Livingston History

In July of 1806, Captain William Clark of the Lewis and Clark Expedition camped on the Yellowstone River near the present-day location of Livingston, Montana. He was heading home with Sacajawea and a few others, following the descending Yellowstone River. Clark’s party rejoined the Lewis party at the confluence with the Missouri River. The town of Livingston didn’t exist then, but the river and mountains that have continued to draw people must have impressed Captain Clark and his fellow explorers.

Before Livingston was a bustling art haven, fly fishing destination, and outdoor recreation Mecca, it was a small trading post on the Yellowstone River called Benson’s Landing. The Northern Pacific Railway arrived in July 1882 and renamed it “Clark City” for contractor Herman Clark.

In November 1882, Clark City moved three miles upstream from the trading post to its present location and was renamed “Livingston” in honor of a Northern Pacific Railway stockholder and director, Johnston Livingston.

When the Northern Pacific Railway built a spur rail line running south to Yellowstone, Livingston became the “Gateway to Yellowstone National Park.” Livingston was also headquarters for the NPR’s Central Division and a good location for railroad shops to service NPR steam trains before their ascent over the Bozeman Pass, the highest point on the line at 5,702 feet.

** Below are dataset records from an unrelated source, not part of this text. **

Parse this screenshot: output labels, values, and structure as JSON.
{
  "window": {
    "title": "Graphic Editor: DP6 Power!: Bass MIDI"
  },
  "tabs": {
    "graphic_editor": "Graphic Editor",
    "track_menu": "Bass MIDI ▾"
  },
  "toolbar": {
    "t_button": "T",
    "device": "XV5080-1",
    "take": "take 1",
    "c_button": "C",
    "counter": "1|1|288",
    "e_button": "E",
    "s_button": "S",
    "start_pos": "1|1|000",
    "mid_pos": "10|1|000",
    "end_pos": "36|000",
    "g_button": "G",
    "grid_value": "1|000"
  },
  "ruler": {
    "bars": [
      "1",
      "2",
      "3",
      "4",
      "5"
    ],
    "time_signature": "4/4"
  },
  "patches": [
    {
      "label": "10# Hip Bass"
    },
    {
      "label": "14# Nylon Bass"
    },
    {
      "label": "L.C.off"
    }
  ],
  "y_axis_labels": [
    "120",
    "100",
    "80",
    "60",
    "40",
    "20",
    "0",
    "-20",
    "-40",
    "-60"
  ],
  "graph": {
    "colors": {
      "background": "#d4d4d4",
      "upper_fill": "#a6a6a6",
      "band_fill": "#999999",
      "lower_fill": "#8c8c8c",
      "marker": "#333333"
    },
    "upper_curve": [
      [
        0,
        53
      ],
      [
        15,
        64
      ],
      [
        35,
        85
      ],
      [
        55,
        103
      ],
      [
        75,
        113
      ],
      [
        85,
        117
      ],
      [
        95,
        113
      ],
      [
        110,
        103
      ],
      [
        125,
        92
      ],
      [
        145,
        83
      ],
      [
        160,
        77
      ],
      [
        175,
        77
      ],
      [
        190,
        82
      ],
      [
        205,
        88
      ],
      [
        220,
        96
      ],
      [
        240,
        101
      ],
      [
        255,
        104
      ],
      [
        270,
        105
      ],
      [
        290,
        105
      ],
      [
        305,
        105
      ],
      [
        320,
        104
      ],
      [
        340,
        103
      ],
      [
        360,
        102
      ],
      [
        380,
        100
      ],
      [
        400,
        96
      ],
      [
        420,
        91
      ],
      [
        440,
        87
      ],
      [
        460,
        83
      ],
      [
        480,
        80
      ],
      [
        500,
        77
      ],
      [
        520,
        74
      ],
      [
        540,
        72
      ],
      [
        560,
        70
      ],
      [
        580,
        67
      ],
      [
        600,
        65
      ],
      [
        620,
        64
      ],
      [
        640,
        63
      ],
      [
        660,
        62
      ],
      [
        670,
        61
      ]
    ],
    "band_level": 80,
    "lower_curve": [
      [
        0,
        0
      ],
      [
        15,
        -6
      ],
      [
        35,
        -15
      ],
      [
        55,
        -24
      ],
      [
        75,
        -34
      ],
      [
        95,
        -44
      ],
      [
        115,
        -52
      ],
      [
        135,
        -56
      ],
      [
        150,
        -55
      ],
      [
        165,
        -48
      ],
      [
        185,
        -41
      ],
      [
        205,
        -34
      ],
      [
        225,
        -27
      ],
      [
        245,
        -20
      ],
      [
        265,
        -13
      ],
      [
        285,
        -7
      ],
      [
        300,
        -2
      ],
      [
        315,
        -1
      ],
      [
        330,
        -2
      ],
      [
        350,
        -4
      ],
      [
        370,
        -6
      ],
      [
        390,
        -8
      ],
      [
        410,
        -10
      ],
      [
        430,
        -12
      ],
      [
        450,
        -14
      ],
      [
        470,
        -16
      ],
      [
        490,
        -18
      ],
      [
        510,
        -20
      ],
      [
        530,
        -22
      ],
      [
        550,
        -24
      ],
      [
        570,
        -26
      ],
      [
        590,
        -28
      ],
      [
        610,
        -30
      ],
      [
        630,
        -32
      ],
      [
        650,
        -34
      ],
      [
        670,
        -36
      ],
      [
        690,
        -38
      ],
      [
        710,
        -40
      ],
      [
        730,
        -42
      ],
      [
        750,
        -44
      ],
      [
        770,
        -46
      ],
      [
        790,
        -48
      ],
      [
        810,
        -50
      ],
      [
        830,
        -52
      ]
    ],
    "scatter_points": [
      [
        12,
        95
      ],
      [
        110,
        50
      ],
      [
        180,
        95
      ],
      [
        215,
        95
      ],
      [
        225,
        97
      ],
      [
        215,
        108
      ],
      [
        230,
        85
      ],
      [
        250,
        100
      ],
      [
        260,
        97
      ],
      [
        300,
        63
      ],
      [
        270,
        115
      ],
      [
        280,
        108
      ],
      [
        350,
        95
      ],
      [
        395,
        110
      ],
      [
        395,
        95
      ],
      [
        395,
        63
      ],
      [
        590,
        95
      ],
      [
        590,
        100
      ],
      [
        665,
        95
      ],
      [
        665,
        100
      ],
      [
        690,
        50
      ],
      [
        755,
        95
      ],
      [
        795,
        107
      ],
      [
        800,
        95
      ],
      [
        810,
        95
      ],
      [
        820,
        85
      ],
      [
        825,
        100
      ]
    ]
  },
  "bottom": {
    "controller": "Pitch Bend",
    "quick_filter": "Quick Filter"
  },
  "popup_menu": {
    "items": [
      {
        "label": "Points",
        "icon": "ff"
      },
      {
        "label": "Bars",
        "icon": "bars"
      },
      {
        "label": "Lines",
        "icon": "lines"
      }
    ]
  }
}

Late in the 1800s, Calamity Jane — professional US cavalry scout, frontierswoman, and friend of Wild Bill Hickok — resided in Livingston and entertained traveling members of European Royalty.

In 1938, Dan Bailey, an eastern fly fisherman, established Dan Bailey’s Fly Shop and mail order fly tying business on Park Street where it still resides. Today, fishing guides, actors, writers, and filmmakers call the Livingston area home, as do ranchers, business owners, and railroad workers.